Norman Mailer said about Franzen "But there are more and more skilled novelists today. Their themes get smaller, for the most part, but their techniques and talents get more and more refined. Jonathan Franzen is the arch example. He could become a great writer, he's got the stuff. I don't know that he's willing to pay the price. Because with the talent he's got, he's like a certain kind of wealthy man: he's not going to try to become a billionaire. That describes most authors."

One little nugget from his famous Harper's essay. He got a letter from Don DeLillo, who said this:

"The writer leads, he doesn't follow. The dynamic lives in
the writer's mind, not in the size of the audience.

Writing is a form of personal freedom. It frees us from the mass
identity we see in the making all around us.

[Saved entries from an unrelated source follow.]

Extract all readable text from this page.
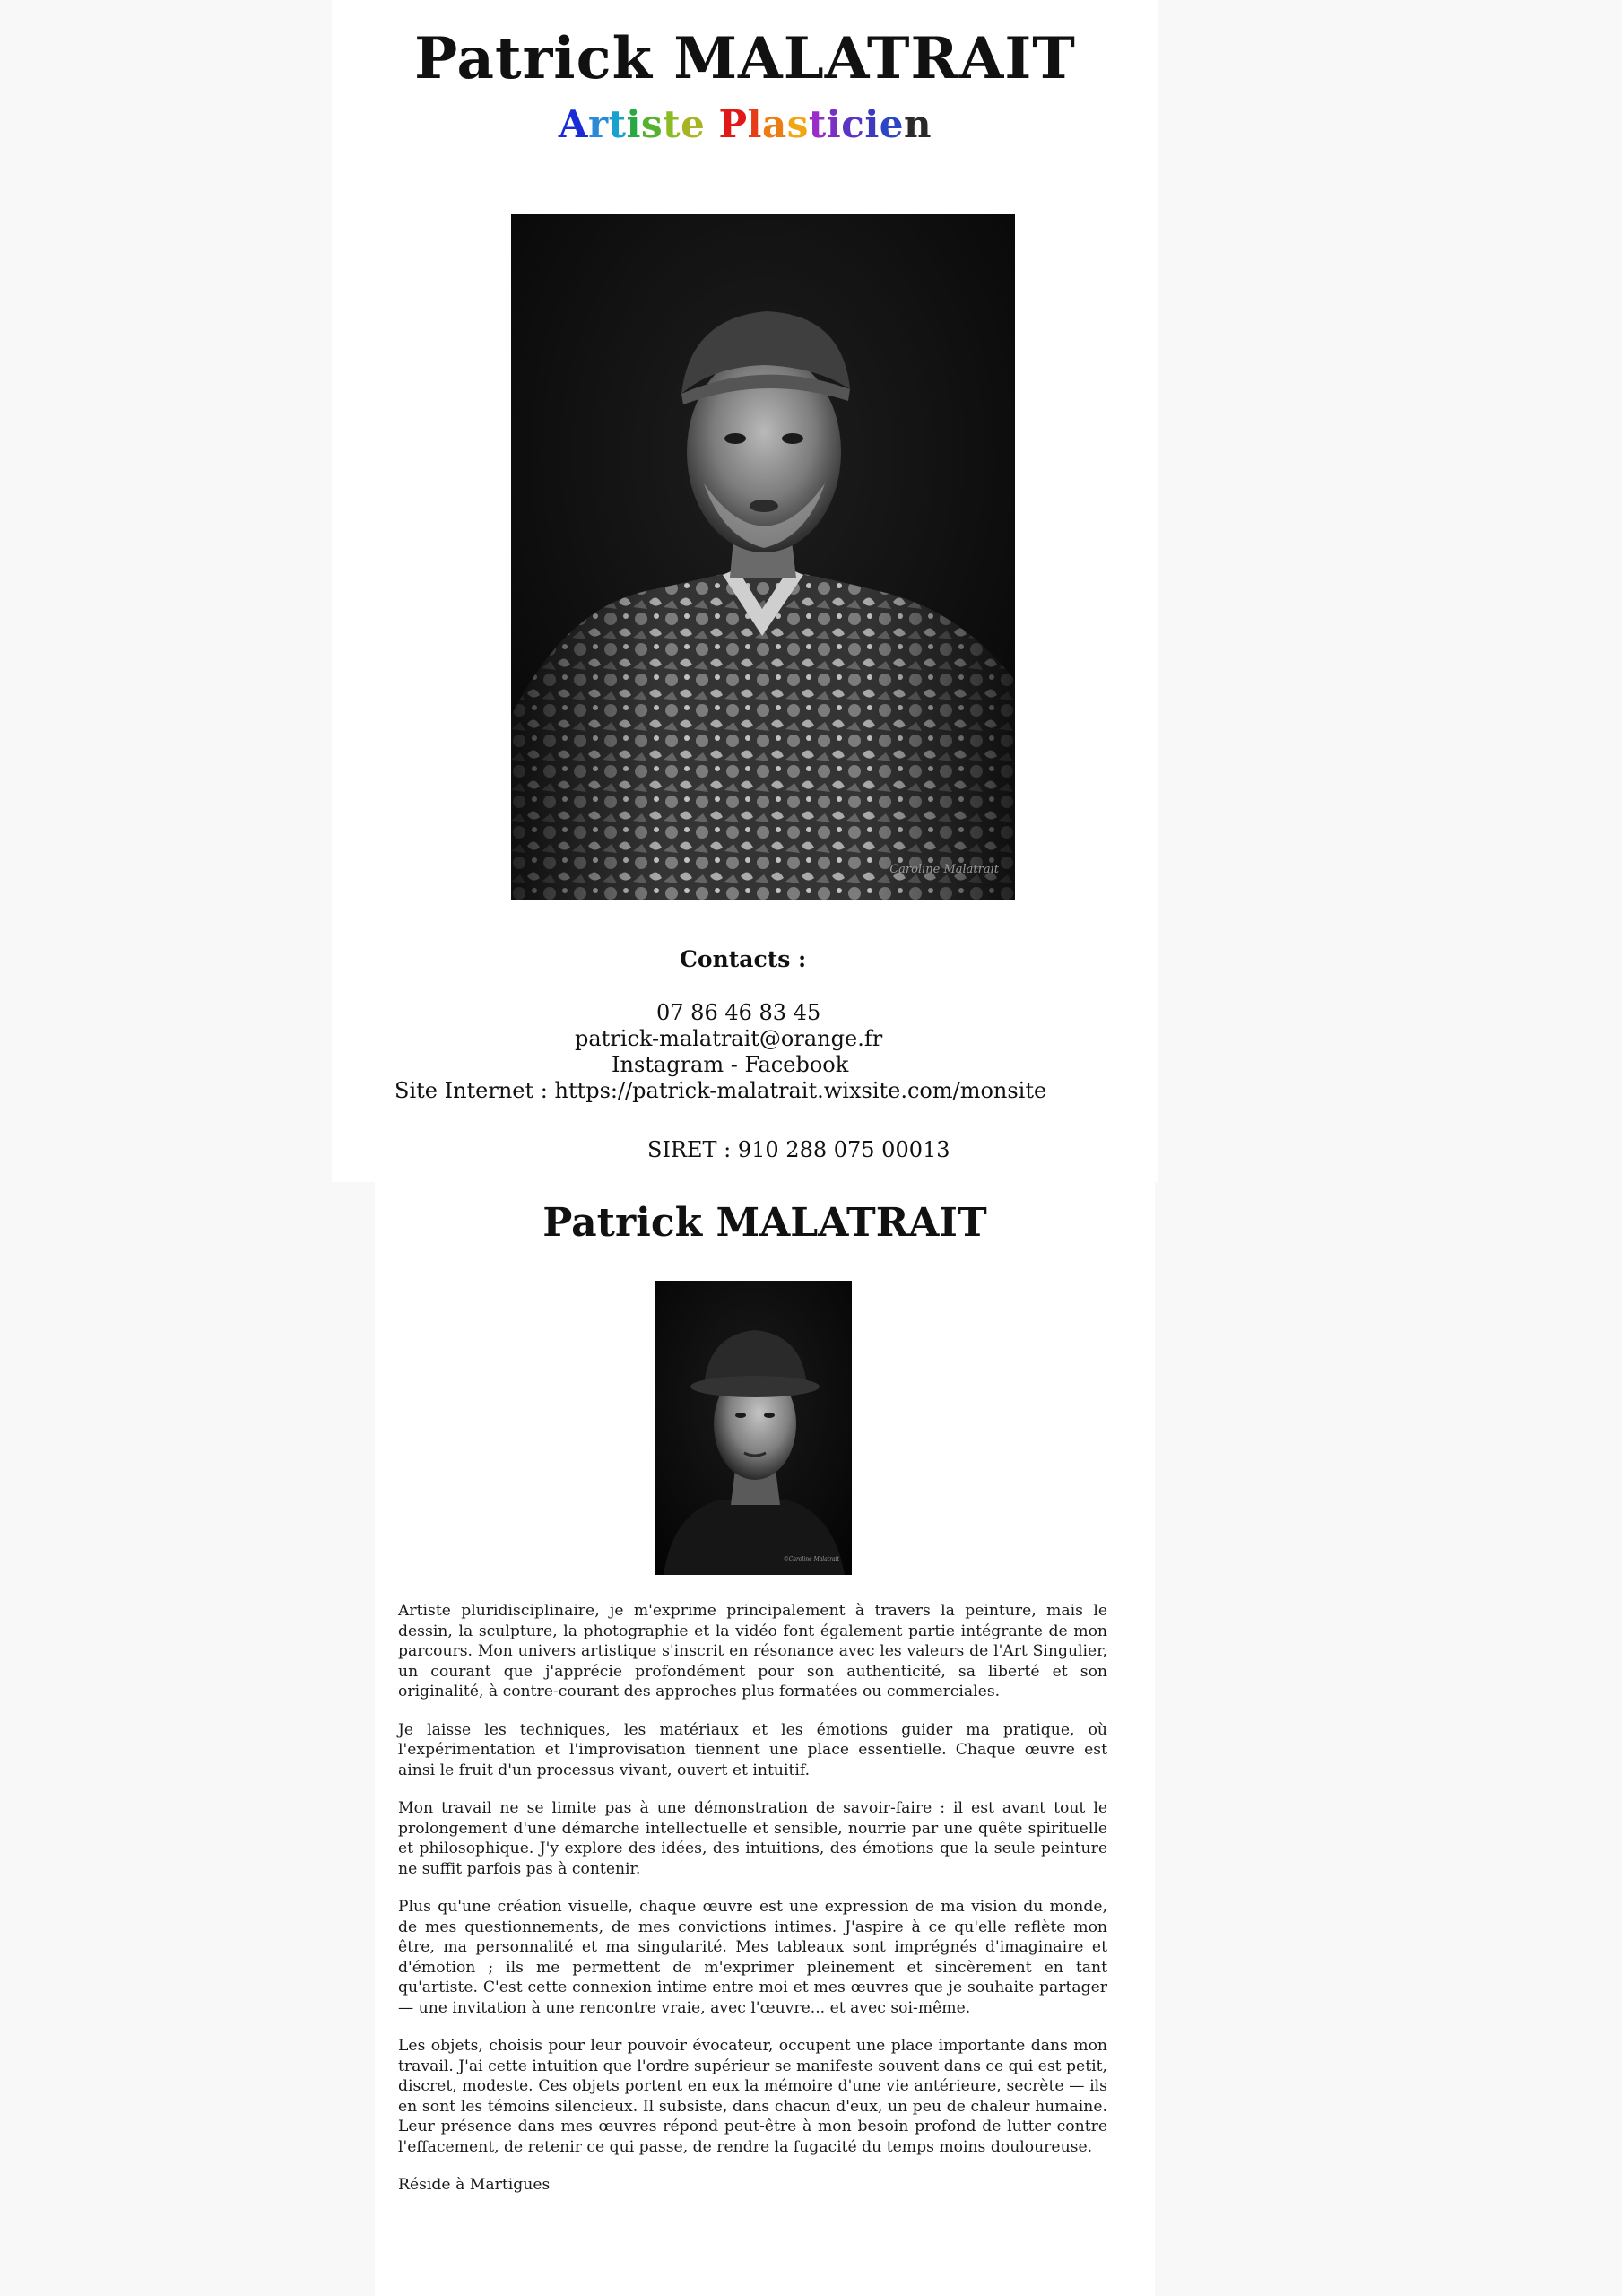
Patrick MALATRAIT
Artiste Plasticien
Caroline Malatrait
Contacts :
07 86 46 83 45
patrick-malatrait@orange.fr
Instagram - Facebook
Site Internet : https://patrick-malatrait.wixsite.com/monsite
SIRET : 910 288 075 00013
Patrick MALATRAIT
©Caroline Malatrait

Artiste pluridisciplinaire, je m'exprime principalement à travers la peinture, mais le dessin, la sculpture, la photographie et la vidéo font également partie intégrante de mon parcours. Mon univers artistique s'inscrit en résonance avec les valeurs de l'Art Singulier, un courant que j'apprécie profondément pour son authenticité, sa liberté et son originalité, à contre-courant des approches plus formatées ou commerciales.

Je laisse les techniques, les matériaux et les émotions guider ma pratique, où l'expérimentation et l'improvisation tiennent une place essentielle. Chaque œuvre est ainsi le fruit d'un processus vivant, ouvert et intuitif.

Mon travail ne se limite pas à une démonstration de savoir-faire : il est avant tout le prolongement d'une démarche intellectuelle et sensible, nourrie par une quête spirituelle et philosophique. J'y explore des idées, des intuitions, des émotions que la seule peinture ne suffit parfois pas à contenir.

Plus qu'une création visuelle, chaque œuvre est une expression de ma vision du monde, de mes questionnements, de mes convictions intimes. J'aspire à ce qu'elle reflète mon être, ma personnalité et ma singularité. Mes tableaux sont imprégnés d'imaginaire et d'émotion ; ils me permettent de m'exprimer pleinement et sincèrement en tant qu'artiste. C'est cette connexion intime entre moi et mes œuvres que je souhaite partager — une invitation à une rencontre vraie, avec l'œuvre... et avec soi-même.

Les objets, choisis pour leur pouvoir évocateur, occupent une place importante dans mon travail. J'ai cette intuition que l'ordre supérieur se manifeste souvent dans ce qui est petit, discret, modeste. Ces objets portent en eux la mémoire d'une vie antérieure, secrète — ils en sont les témoins silencieux. Il subsiste, dans chacun d'eux, un peu de chaleur humaine. Leur présence dans mes œuvres répond peut-être à mon besoin profond de lutter contre l'effacement, de retenir ce qui passe, de rendre la fugacité du temps moins douloureuse.

Réside à Martigues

In the end, writers will write not to be outlaw heroes of some underculture but mainly to save themselves, to survive as individuals."

I'm going to start in on a collection of essays by Martin Amis (son of Kingsley Amis, author of the wonderful Lucky Jim.) Also about to start in on a book by Louise Erdrich, The Last Report on the Miracles at Little No Horse.

On the personal writing front, I have three stories out collecting rejection slips. I've trunked another one for now, and am working on a fifth.